C. In the event of a Mandatory Control Level Event with respect to any foreign licensee, if no domiciliary receiver has been appointed with respect to the foreign licensee under the rehabilitation and liquidation statute applicable in the state of domicile of the foreign licensee, the Commission may deem such licensee in a condition where any further transaction of business will be hazardous to its policyholders, creditors, members, subscribers, stockholders, or to the public, and an action may be instituted and conducted pursuant to the provisions of Chapter 15 (§ 38.2-1500 et seq.) and, if applicable, §§ 38.2-4214.1, 38.2-4317, or 38.2-4509.1, and the occurrence of the Mandatory Control Level Event shall be considered adequate grounds for the application for such action.

§ 55-532. Obligations of nonprofit entity.

Prior to disposition of assets, any nonprofit entity shall provide to the Attorney General written notice, on a form provided by the Attorney General, of its intent to dispose of such assets, including the terms of the proposal. The notice shall be given at least 60 days in advance of the effective date of such proposed transaction in order that the Attorney General may exercise his common law and statutory authority over the activities of these organizations. The Attorney General may employ expert assistance in reviewing any proposed transaction and such reasonable expenses incurred by the Attorney General shall be paid by a party to the proposed transaction.

Within 10 days of receipt of the notice from the entity, the Attorney General shall cause a public notice of the transaction to be published in a newspaper in which legal notices may be published in that jurisdiction.

No later than 40 days prior to any disposition of assets, the nonprofit entity shall convene a public meeting to set forth its expectations about how the health care needs of the community will be served following the proposed disposition of assets and to receive comments and respond to questions on the potential impact of the proposed disposition of assets on the community served by the nonprofit entity.

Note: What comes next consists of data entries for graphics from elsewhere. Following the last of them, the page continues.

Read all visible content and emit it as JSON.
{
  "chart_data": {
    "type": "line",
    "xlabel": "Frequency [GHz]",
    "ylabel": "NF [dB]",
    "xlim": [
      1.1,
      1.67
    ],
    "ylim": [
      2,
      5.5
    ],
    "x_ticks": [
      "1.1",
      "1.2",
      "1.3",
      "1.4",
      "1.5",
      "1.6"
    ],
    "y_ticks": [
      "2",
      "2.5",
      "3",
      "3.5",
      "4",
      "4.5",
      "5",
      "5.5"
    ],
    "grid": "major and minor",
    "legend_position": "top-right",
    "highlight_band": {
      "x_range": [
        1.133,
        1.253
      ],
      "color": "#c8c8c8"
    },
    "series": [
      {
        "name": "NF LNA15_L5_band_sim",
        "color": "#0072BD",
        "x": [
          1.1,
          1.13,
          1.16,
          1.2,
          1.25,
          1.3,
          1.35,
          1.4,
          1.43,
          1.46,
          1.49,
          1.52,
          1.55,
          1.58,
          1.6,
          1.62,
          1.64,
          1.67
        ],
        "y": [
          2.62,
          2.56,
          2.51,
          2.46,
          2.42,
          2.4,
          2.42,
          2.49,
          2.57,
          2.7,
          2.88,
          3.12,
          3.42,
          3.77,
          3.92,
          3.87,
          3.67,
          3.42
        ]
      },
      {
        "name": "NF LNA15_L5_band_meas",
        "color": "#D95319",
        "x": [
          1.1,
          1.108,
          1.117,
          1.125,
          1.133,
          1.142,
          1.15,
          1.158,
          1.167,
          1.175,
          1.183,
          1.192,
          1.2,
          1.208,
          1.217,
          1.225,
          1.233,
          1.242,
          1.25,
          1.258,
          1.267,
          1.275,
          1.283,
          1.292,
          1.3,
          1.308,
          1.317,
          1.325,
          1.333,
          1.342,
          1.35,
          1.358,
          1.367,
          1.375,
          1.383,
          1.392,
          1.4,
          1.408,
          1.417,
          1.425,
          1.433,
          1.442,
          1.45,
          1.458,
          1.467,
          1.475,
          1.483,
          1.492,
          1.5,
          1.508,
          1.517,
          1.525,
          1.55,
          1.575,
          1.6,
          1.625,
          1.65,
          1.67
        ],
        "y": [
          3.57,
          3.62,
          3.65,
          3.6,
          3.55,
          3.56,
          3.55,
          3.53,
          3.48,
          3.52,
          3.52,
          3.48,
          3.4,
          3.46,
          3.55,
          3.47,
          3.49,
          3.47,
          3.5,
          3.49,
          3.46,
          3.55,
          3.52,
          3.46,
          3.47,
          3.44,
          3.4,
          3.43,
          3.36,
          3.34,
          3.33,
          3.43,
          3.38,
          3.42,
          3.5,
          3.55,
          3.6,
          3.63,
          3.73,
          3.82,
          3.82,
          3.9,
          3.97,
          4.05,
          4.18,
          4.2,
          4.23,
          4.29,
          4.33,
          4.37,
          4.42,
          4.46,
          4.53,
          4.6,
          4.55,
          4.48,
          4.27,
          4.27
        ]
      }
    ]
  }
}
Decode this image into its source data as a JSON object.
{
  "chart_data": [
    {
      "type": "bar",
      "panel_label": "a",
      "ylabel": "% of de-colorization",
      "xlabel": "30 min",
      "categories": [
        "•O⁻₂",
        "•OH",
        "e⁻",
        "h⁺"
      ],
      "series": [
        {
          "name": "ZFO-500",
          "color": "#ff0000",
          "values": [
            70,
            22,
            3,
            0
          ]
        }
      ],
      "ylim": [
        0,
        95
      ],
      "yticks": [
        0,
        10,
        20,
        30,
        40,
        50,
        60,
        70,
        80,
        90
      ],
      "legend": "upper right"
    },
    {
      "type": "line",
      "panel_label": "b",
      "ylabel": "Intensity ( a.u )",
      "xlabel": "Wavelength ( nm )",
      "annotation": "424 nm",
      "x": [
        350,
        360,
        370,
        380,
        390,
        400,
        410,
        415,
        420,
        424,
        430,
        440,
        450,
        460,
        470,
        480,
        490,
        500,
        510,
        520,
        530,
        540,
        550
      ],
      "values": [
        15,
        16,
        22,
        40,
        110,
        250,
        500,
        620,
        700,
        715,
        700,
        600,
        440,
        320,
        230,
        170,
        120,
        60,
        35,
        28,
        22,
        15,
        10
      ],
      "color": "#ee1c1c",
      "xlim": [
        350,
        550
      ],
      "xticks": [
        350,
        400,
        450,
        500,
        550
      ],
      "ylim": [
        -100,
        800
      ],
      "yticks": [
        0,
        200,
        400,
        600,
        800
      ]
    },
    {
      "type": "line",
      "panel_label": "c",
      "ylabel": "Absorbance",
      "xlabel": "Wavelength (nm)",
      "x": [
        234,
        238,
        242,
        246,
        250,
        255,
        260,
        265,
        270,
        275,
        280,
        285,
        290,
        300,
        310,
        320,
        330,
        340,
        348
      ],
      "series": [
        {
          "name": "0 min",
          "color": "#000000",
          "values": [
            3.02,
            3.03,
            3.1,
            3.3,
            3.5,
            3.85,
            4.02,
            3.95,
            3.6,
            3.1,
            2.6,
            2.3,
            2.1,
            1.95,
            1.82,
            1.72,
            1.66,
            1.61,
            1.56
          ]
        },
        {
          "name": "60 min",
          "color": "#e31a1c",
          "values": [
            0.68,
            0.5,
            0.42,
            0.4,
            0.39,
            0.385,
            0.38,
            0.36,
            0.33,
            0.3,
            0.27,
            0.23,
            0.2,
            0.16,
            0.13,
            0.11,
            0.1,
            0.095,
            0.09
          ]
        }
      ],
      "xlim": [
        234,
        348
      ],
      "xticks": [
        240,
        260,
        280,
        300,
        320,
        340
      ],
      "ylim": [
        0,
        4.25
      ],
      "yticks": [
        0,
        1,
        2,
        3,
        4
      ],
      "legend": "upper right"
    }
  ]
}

Notice of the time and place of such meeting shall be published at least 10 days prior to the meeting in a newspaper in which legal notices may be published in that jurisdiction.

Notice to the Attorney General pursuant to this section shall be given for State Corporation Commission approval sought pursuant to Article 11 (§ 13.1-893.1 et seq.) of Chapter 10 of Title 13.1 and §§ 38.2-203 and 38.2-1322 through 38.2-1328 and subdivision A 1 of § 38.2-4316. Such notice need not be given where the State Corporation Commission determines, in its sole discretion, that there is a reasonable expectation that the foreign or domestic nonstock corporation licensed and subject to regulation under Chapter 42 (§ 38.2-4200 et seq.) of Title 38.2 or health maintenance organization referenced herein will not be able to meet its obligations to subscribers or enrollees.

The provisions of this section shall not apply to any disposition of assets subject to the provisions of § 38.2-4214.1 or 38.2-4317 or any of the provisions of Chapter 15 (§ 38.2-1500 et seq.) of Title 38.2.

2. That §§ 38.2-4317 and 38.2-4317.1 of the Code of Virginia are repealed.